Gold Price Forecast: XAU/USD edges lower below $2,400, PBoC refrains from gold purchases for second month

  • Gold price edges lower to $2,385 in Monday’s early Asian session. 
  • US Nonfarm Payrolls increased by 206K in June versus 218K prior, above the expectation of 190K.
  • The Chinese central bank refrained from gold purchases for a second month, dragging the yellow metal price lower. 

Gold price (XAU/USD) attracts some sellers near $2,385, snapping the three-day winning streak during the early Asian trading hours on Monday. The downtick of the yellow metal is backed by the modest rebound of the Greenback and the Chinese central bank paused Gold buying for the second month. However, the safe-haven flows amid the political uncertainty might lift the precious metal. 

US Nonfarm Payrolls (NFP) employment increased by 206K in June, above the expectation of 190K. The growth was lower than the previous reading of 218K, according to the US Bureau of Labour Statistics (BLS) on Friday. Meanwhile, the Unemployment rate ticked up from 4.0% in May to 4.1% in June. Finally, Average hourly earnings rose 0.3% MoM in June, matching expectations. 

The market is currently pricing in a 77% odds of a September rate cut by the US Federal Reserve (Fed), up from 70% last Friday, according to the CME FedWatch tool. Furthermore, the FOMC minutes showed that policymakers acknowledged that price pressures were easing, triggering the expectation of Fed rate cuts this year, which might drag the Greenback lower and lift the USD-denominated Gold. 

Additionally, the political uncertainty in Europe, particularly in France, and geopolitical tensions in the Middle East might boost the safe-haven flows, benefiting precious metals. According to the Economist, exit polls suggested that the left-wing New Popular Front (NFP) seems to be on track to win the most seats in the second voting round of French parliamentary elections on Sunday. Investors are concerned about uncertainty as the final round of the French parliamentary elections pointed to a hung parliament.

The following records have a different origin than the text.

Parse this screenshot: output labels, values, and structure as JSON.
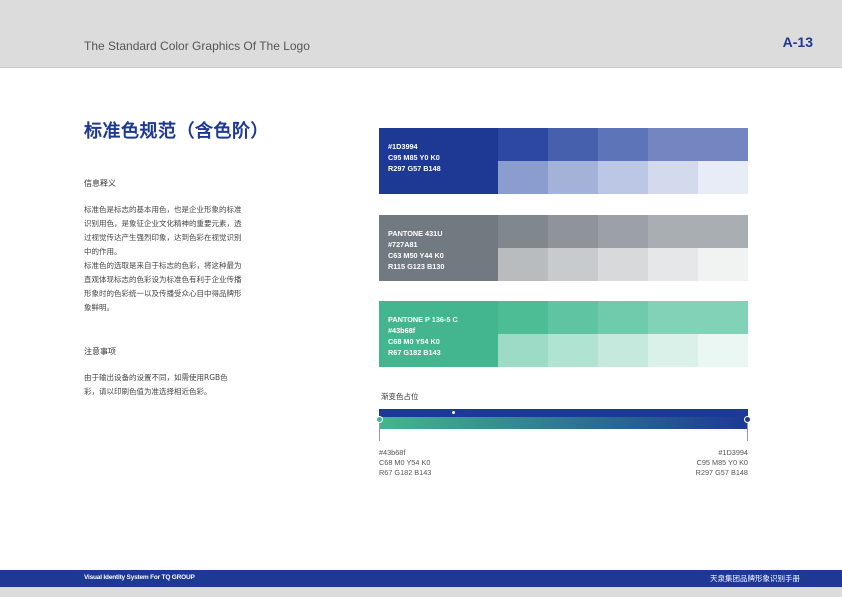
{
  "header": {
    "title": "The Standard Color Graphics Of The Logo",
    "page_number": "A-13"
  },
  "content": {
    "title": "标准色规范（含色阶）",
    "section1_heading": "信息释义",
    "section1_lines": [
      "标准色是标志的基本用色，也是企业形象的标准",
      "识别用色，是象征企业文化精神的重要元素，透",
      "过视觉传达产生强烈印象，达到色彩在视觉识别",
      "中的作用。",
      "标准色的选取是来自于标志的色彩，将这种最为",
      "直观体现标志的色彩设为标准色有利于企业传播",
      "形象时的色彩统一以及传播受众心目中得品牌形",
      "象鲜明。"
    ],
    "section2_heading": "注意事项",
    "section2_lines": [
      "由于输出设备的设置不同，如需使用RGB色",
      "彩，请以印刷色值为准选择相近色彩。"
    ]
  },
  "swatches": [
    {
      "lines": [
        "#1D3994",
        "C95 M85 Y0 K0",
        "R297 G57 B148"
      ],
      "base": "#1D3994",
      "top_tints": [
        "#2d48a0",
        "#4760ad",
        "#5d74b8",
        "#7486c2"
      ],
      "bottom_tints": [
        "#8b9dcf",
        "#a4b2da",
        "#bcc6e5",
        "#d3daee",
        "#e8ecf6"
      ]
    },
    {
      "lines": [
        "PANTONE  431U",
        "#727A81",
        "C63 M50 Y44 K0",
        "R115 G123 B130"
      ],
      "base": "#727A81",
      "top_tints": [
        "#80878d",
        "#8e949a",
        "#9ba1a6",
        "#a9aeb2"
      ],
      "bottom_tints": [
        "#b8bcbf",
        "#c8cbcd",
        "#d7d9db",
        "#e5e7e8",
        "#f1f2f2"
      ]
    },
    {
      "lines": [
        "PANTONE P 136-5 C",
        "#43b68f",
        "C68 M0 Y54 K0",
        "R67 G182 B143"
      ],
      "base": "#43b68f",
      "top_tints": [
        "#4dbd96",
        "#5ec4a1",
        "#70caac",
        "#82d2b7"
      ],
      "bottom_tints": [
        "#9ddbc6",
        "#b1e3d2",
        "#c5eadd",
        "#d9f1e8",
        "#ebf7f3"
      ]
    }
  ],
  "gradient": {
    "label": "渐变色占位",
    "start_color": "#43b68f",
    "end_color": "#1D3994",
    "start_spec": [
      "#43b68f",
      "C68 M0 Y54 K0",
      "R67 G182 B143"
    ],
    "end_spec": [
      "#1D3994",
      "C95 M85 Y0 K0",
      "R297 G57 B148"
    ]
  },
  "footer": {
    "left": "Visual Identity System For TQ GROUP",
    "right": "天泉集团品牌形象识别手册"
  }
}
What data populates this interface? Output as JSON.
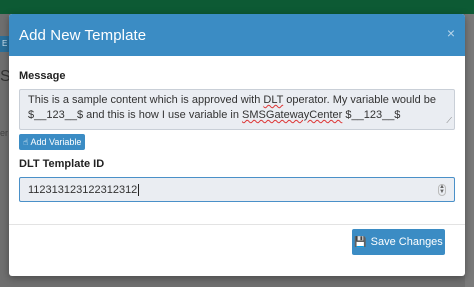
{
  "background": {
    "edge_label": "E",
    "edge_letter": "S",
    "edge_text": "er"
  },
  "modal": {
    "title": "Add New Template",
    "close_icon": "×",
    "message_label": "Message",
    "message_text_part1": "This is a sample content which is approved with ",
    "message_text_dlt": "DLT",
    "message_text_part2": "  operator. My variable would be $__123__$ and  this is how I use variable in ",
    "message_text_brand": "SMSGatewayCenter",
    "message_text_part3": " $__123__$",
    "add_variable_label": "Add Variable",
    "dlt_label": "DLT Template ID",
    "dlt_value": "1123131231223123​12",
    "save_label": "Save Changes"
  },
  "colors": {
    "header": "#3b8cc4",
    "primary_button": "#3b8cc4",
    "topbar": "#0d5a34"
  },
  "icons": {
    "hand": "hand-pointer-icon",
    "save": "floppy-disk-icon",
    "close": "close-icon"
  }
}
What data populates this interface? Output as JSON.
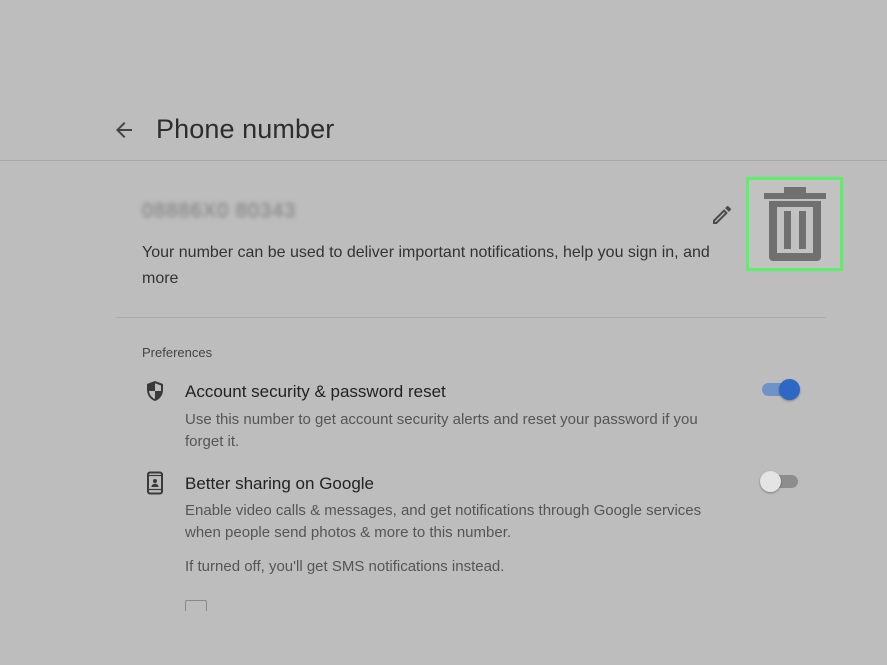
{
  "header": {
    "title": "Phone number"
  },
  "phone": {
    "value": "08886X0 80343",
    "description_line1": "Your number can be used to deliver important notifications, help you sign in, and",
    "description_line2": "more"
  },
  "preferences": {
    "label": "Preferences",
    "items": [
      {
        "title": "Account security & password reset",
        "desc_line1": "Use this number to get account security alerts and reset your password if you",
        "desc_line2": "forget it.",
        "enabled": true
      },
      {
        "title": "Better sharing on Google",
        "desc_line1": "Enable video calls & messages, and get notifications through Google services",
        "desc_line2": "when people send photos & more to this number.",
        "note": "If turned off, you'll get SMS notifications instead.",
        "enabled": false
      }
    ]
  },
  "icons": {
    "back": "arrow-left-icon",
    "edit": "pencil-icon",
    "delete": "trash-icon",
    "security": "shield-icon",
    "sharing": "phone-icon"
  },
  "colors": {
    "highlight": "#5cf06a",
    "toggle_on": "#2d68c4",
    "background": "#bdbdbd"
  }
}
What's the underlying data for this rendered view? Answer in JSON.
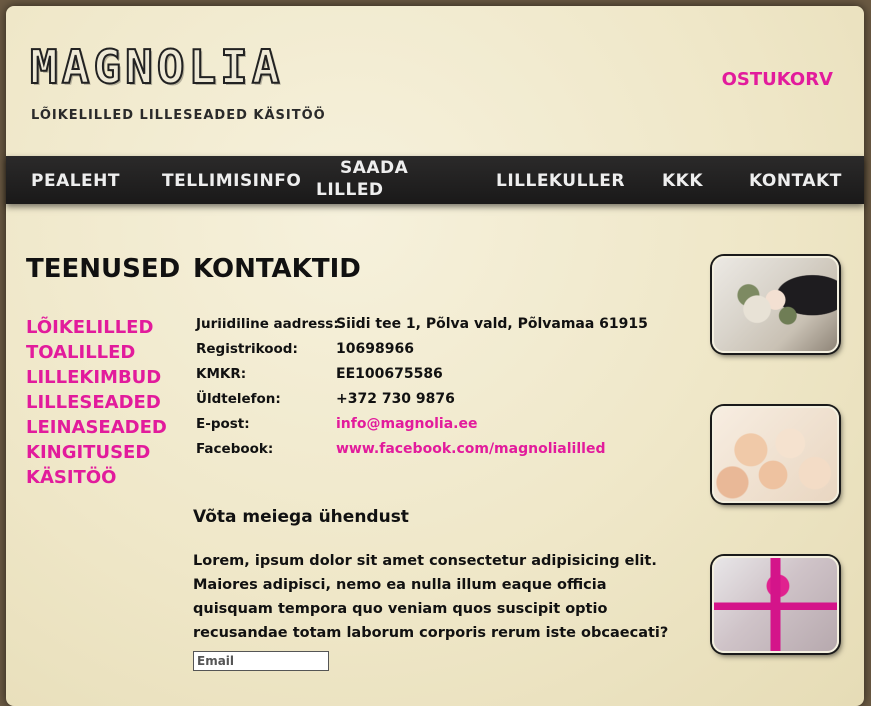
{
  "header": {
    "logo": "MAGNOLIA",
    "tagline": "LÕIKELILLED LILLESEADED KÄSITÖÖ",
    "cart_label": "OSTUKORV"
  },
  "nav": {
    "items": [
      {
        "label": "PEALEHT"
      },
      {
        "label": "TELLIMISINFO"
      },
      {
        "line1": "SAADA",
        "line2": "LILLED"
      },
      {
        "label": "LILLEKULLER"
      },
      {
        "label": "KKK"
      },
      {
        "label": "KONTAKT"
      }
    ]
  },
  "sidebar": {
    "heading": "TEENUSED",
    "items": [
      "LÕIKELILLED",
      "TOALILLED",
      "LILLEKIMBUD",
      "LILLESEADED",
      "LEINASEADED",
      "KINGITUSED",
      "KÄSITÖÖ"
    ]
  },
  "main": {
    "heading": "KONTAKTID",
    "contacts": [
      {
        "label": "Juriidiline aadress:",
        "value": "Siidi tee 1, Põlva vald, Põlvamaa 61915"
      },
      {
        "label": "Registrikood:",
        "value": "10698966"
      },
      {
        "label": "KMKR:",
        "value": "EE100675586"
      },
      {
        "label": "Üldtelefon:",
        "value": "+372 730 9876"
      },
      {
        "label": "E-post:",
        "value": "info@magnolia.ee"
      },
      {
        "label": "Facebook:",
        "value": "www.facebook.com/magnolialilled"
      }
    ],
    "contact_heading": "Võta meiega ühendust",
    "paragraph": "Lorem, ipsum dolor sit amet consectetur adipisicing elit. Maiores adipisci, nemo ea nulla illum eaque officia quisquam tempora quo veniam quos suscipit optio recusandae totam laborum corporis rerum iste obcaecati?",
    "email_placeholder": "Email"
  },
  "colors": {
    "accent": "#e21b9c",
    "nav_bg": "#1f1e1e",
    "text": "#111111"
  }
}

Elsewhere, data from China over the weekend showed that the People's Bank of China (PBoC) refrained from gold purchases for a second month. "It appears that gold prices remain a little too high and the PBOC is waiting for a further pullback before resuming its gold purchasing programme," said Nitesh Shah, a commodity strategist at WisdomTree. It’s worth noting that China is the world’s biggest billion consumer and the pause in gold buying could weigh on the Gold price. 

Gold FAQs

Gold has played a key role in human’s history as it has been widely used as a store of value and medium of exchange. Currently, apart from its shine and usage for jewelry, the precious metal is widely seen as a safe-haven asset, meaning that it is considered a good investment during turbulent times. Gold is also widely seen as a hedge against inflation and against depreciating currencies as it doesn’t rely on any specific issuer or government.

Central banks are the biggest Gold holders. In their aim to support their currencies in turbulent times, central banks tend to diversify their reserves and buy Gold to improve the perceived strength of the economy and the currency. High Gold reserves can be a source of trust for a country’s solvency. Central banks added 1,136 tonnes of Gold worth around $70 billion to their reserves in 2022, according to data from the World Gold Council. This is the highest yearly purchase since records began. Central banks from emerging economies such as China, India and Turkey are quickly increasing their Gold reserves.

Gold has an inverse correlation with the US Dollar and US Treasuries, which are both major reserve and safe-haven assets. When the Dollar depreciates, Gold tends to rise, enabling investors and central banks to diversify their assets in turbulent times. Gold is also inversely correlated with risk assets. A rally in the stock market tends to weaken Gold price, while sell-offs in riskier markets tend to favor the precious metal.

The price can move due to a wide range of factors. Geopolitical instability or fears of a deep recession can quickly make Gold price escalate due to its safe-haven status. As a yield-less asset, Gold tends to rise with lower interest rates, while higher cost of money usually weighs down on the yellow metal. Still, most moves depend on how the US Dollar (USD) behaves as the asset is priced in dollars (XAU/USD). A strong Dollar tends to keep the price of Gold controlled, whereas a weaker Dollar is likely to push Gold prices up.